Submersible cages and cage maintenance
One of the advantages of a cage farm is that it can generally be towed away to a different location for harvesting or if unfavourable weather or other environmental conditions occur. In areas subject to typhoons or cyclones, sub-mersible types of cages can be useful. Such cages are used in Japan for yellowtail rearing. They can withstand wind and waves much better than floating cages and can often also be used in open sea areas. The headropes of the cages, constructed on more or less the same design as floating cages, are attached to taut mooring ropes suspended from plastic surface buoys. Under normal conditions, the mooring ropes will be only about 2–5 m from the surface, but in rough weather the ropes are dropped to 10m or more. By attaching weights of about 10 kg at each corner of the cage bottom, the shape of the cage is maintained. Additional weights may be added if the currents are too strong (Fujiya, 1979). The net is raised to the surface at feeding time, and the feeds conveyed through the feeding passage attached to the top of the net. A more sophisticated version of this type of cage uses variable buoyancy synthetic rubber floats that can be filled or emptied with compressed air or sea water from the surface.
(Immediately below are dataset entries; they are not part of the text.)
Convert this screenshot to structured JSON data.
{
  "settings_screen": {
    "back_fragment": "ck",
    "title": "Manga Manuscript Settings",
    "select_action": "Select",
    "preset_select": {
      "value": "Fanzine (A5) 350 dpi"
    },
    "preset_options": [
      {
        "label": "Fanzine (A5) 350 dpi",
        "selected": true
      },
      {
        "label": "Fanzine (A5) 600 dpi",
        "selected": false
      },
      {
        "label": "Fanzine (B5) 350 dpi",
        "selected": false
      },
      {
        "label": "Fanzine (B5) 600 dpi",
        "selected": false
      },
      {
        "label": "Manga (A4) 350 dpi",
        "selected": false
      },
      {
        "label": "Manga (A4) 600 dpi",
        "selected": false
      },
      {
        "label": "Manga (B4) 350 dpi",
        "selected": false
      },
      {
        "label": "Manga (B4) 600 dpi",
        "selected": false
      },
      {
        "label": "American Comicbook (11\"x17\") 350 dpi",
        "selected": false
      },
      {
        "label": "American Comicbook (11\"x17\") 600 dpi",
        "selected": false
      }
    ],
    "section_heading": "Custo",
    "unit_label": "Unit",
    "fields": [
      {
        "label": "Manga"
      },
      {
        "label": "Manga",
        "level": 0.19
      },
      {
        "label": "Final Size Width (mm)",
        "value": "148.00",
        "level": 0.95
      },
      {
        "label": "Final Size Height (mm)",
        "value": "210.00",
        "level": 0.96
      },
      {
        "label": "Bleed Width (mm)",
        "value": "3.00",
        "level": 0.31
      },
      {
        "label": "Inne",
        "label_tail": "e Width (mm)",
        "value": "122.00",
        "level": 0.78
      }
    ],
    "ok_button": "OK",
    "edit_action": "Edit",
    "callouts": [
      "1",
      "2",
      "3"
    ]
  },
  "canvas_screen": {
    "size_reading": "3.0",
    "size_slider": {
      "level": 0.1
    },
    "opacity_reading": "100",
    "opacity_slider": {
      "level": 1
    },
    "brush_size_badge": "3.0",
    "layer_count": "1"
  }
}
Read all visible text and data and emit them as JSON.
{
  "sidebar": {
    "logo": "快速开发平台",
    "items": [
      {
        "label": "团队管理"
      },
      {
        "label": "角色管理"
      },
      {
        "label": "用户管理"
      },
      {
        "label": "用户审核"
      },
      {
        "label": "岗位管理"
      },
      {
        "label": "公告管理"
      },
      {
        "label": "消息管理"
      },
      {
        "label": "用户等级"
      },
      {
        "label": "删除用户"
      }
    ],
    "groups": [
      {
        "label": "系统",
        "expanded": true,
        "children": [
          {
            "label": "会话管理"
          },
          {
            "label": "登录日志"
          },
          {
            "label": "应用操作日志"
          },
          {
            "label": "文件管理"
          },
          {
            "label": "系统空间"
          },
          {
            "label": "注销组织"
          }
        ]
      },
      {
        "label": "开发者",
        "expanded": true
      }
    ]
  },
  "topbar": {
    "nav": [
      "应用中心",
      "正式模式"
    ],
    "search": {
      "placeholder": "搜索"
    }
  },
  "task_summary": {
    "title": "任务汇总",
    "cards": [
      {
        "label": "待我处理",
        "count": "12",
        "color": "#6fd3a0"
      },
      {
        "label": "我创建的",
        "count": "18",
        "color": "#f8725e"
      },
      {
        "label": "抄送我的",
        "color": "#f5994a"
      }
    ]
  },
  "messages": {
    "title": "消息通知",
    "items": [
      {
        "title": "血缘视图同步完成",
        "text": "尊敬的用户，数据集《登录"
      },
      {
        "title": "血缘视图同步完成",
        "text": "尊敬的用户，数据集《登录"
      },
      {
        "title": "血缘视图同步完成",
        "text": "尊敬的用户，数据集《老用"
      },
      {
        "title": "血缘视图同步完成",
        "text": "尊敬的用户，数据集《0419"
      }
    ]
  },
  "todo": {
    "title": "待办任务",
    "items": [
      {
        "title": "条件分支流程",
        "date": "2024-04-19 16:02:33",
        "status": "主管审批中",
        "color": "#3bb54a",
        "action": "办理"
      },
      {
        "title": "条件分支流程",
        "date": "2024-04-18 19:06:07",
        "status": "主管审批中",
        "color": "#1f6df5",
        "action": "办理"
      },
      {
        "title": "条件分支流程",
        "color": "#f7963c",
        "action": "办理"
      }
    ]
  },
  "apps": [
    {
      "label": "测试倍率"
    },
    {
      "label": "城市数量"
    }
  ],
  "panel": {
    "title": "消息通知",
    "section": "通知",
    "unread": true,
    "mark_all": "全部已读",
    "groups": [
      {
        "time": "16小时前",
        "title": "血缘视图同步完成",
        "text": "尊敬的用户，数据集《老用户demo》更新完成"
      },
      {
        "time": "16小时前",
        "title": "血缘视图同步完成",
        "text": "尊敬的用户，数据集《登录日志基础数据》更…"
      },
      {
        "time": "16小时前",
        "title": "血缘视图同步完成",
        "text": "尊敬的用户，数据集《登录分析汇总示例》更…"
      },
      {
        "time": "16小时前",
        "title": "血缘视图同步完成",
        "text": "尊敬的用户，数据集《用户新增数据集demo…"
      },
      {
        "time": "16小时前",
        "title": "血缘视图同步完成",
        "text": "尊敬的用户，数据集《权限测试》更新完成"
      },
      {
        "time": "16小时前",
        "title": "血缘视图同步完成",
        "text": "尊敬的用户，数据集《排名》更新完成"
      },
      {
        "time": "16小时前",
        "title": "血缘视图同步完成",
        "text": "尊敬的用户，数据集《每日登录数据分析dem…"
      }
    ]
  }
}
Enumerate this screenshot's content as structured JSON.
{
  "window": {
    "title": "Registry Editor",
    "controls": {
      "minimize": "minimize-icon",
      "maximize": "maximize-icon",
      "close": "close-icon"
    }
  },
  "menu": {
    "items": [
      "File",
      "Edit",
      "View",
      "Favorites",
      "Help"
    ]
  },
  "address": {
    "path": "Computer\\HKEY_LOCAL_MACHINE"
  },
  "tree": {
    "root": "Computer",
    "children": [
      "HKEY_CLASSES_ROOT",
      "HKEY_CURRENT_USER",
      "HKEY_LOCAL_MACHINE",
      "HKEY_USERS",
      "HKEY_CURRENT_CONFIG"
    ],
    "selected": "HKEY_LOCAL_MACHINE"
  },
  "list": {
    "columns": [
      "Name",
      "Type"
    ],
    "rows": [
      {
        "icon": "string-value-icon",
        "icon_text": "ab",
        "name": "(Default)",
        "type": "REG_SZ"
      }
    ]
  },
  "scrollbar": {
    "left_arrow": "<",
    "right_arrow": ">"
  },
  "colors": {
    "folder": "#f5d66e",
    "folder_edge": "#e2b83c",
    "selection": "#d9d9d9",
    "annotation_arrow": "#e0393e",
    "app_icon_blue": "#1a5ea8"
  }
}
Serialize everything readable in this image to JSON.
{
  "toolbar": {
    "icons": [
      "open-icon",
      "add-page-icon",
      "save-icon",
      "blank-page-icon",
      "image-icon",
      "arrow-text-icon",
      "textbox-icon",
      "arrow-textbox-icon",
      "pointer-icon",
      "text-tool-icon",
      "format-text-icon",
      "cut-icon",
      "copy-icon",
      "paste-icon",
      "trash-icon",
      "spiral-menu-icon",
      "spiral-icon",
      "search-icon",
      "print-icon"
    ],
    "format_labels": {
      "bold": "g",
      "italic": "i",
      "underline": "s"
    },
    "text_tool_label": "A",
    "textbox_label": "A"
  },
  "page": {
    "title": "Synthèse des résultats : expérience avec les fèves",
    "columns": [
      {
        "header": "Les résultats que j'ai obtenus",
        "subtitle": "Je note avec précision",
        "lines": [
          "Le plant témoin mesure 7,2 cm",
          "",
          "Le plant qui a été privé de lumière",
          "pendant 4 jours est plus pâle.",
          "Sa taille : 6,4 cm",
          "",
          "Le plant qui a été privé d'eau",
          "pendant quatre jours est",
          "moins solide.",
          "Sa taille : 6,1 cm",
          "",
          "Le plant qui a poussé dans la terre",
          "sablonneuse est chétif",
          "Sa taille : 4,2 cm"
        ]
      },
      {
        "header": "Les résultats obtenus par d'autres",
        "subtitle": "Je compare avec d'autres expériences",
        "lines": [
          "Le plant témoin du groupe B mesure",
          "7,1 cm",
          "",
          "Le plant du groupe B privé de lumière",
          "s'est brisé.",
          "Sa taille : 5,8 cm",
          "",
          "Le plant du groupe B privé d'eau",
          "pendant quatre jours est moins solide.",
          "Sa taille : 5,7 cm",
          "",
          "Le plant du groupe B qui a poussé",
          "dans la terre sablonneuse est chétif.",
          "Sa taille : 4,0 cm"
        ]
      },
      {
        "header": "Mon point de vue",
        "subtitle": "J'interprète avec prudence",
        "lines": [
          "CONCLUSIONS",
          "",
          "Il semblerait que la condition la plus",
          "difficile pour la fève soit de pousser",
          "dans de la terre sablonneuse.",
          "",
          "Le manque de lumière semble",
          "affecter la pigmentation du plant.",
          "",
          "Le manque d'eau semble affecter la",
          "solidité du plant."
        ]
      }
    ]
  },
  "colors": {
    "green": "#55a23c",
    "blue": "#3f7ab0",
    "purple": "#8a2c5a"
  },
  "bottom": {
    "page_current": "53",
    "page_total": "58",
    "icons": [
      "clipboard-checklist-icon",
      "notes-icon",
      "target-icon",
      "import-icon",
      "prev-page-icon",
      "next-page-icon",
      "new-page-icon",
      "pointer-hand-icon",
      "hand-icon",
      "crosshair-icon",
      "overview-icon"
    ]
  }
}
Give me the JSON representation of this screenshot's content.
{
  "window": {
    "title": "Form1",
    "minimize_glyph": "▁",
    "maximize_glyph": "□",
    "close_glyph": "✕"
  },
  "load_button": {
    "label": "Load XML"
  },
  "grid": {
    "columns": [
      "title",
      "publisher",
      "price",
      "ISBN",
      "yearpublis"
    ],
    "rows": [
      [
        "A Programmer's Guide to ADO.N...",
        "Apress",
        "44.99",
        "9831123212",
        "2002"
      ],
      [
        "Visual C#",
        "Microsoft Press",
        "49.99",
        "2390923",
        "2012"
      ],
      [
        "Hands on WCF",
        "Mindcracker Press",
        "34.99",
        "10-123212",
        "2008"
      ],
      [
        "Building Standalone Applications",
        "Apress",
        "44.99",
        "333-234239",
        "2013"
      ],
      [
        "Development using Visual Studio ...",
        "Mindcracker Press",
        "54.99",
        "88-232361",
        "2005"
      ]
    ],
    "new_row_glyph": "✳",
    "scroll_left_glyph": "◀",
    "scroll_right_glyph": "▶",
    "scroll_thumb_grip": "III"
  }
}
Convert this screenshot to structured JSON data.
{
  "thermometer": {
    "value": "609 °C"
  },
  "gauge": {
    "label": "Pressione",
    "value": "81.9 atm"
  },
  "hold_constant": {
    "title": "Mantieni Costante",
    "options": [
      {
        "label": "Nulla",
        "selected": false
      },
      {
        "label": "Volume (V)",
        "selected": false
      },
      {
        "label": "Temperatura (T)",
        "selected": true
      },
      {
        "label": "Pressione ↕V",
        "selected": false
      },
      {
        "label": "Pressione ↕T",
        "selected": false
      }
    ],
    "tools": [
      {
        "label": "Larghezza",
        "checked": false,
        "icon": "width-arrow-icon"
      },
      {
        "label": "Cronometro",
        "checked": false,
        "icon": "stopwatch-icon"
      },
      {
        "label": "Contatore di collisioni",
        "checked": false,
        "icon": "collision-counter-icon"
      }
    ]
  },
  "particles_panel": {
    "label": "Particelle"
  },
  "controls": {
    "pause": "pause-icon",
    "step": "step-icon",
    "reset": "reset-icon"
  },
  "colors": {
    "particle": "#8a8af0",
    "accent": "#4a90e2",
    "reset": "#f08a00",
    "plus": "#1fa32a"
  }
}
A different type of submersible cage has been designed for use in hurricane-affected seas in the Caribbean. It is a spindle-shaped collapsible net cage held in position by circular PVC rings of different diameters (the largest rings in the middle and progressively smaller rings towards the ends) (figs 6.30 and 6.31). It looks very much like an enlarged and modified version of a fyke net. There are funnel-shaped pockets through which fish in the cage can be fed. Under normal weather conditions, the cage floats with its top above the surface, but when there is a hurricane warning it can be sunk to the bottom by increasing the weights and removing the floats. When the hurricane has passed, the cage can be raised again by removing the extra weights and replacing the floats. The spindle shape helps in rotating the cage andexposing the submerged parts to the sun for drying and removal of fouling organisms on the net.
Two of the major problems for cage farms are fouling of cage materials, particularly nets and mesh, and susceptibility to easy poaching. Fouling makes the net heavier and prevents easy exchange of water. Antifouling coating, which does not harm the fish, is a solution, but the most practical way at present is a regular change of nets. Clean nets are installed at regular intervals (the frequency of change will depend on the rate of fouling at the site) and the old nets cleaned and dried for further use if they are sufficiently strong. Generally, the economic life of nets in cages is two to three years, depending on local conditions. Constant watch has to be kept on deterioration in the frame-work and other structures of the farm, and repairs or replacements have to be in sufficient time to avoid unnecessary risks. Besides fouling, cage farms have to be protected fromfloating debris, rotten tree branches and drift wood. Unless these are exceptionally heavy, no damage should be done to the strong frame-works. However, they can tear the nets some-times and any such damage should be repaired immediately. Even though floating booms are sometimes erected with old netting slung beneath them to protect the cage, they can hinder routine operations.
There are different types of alarms that can be used to warn against poachers, but there appears to be no better means of looking after a cage farm than by having the owner or a watchman on the spot, possibly with the help of trained dogs. In cage farms in Singapore, there is a floating house for the operator attached to the cage complex and a good number of guard dogs, for round-the-clock watch and constant care of the cages.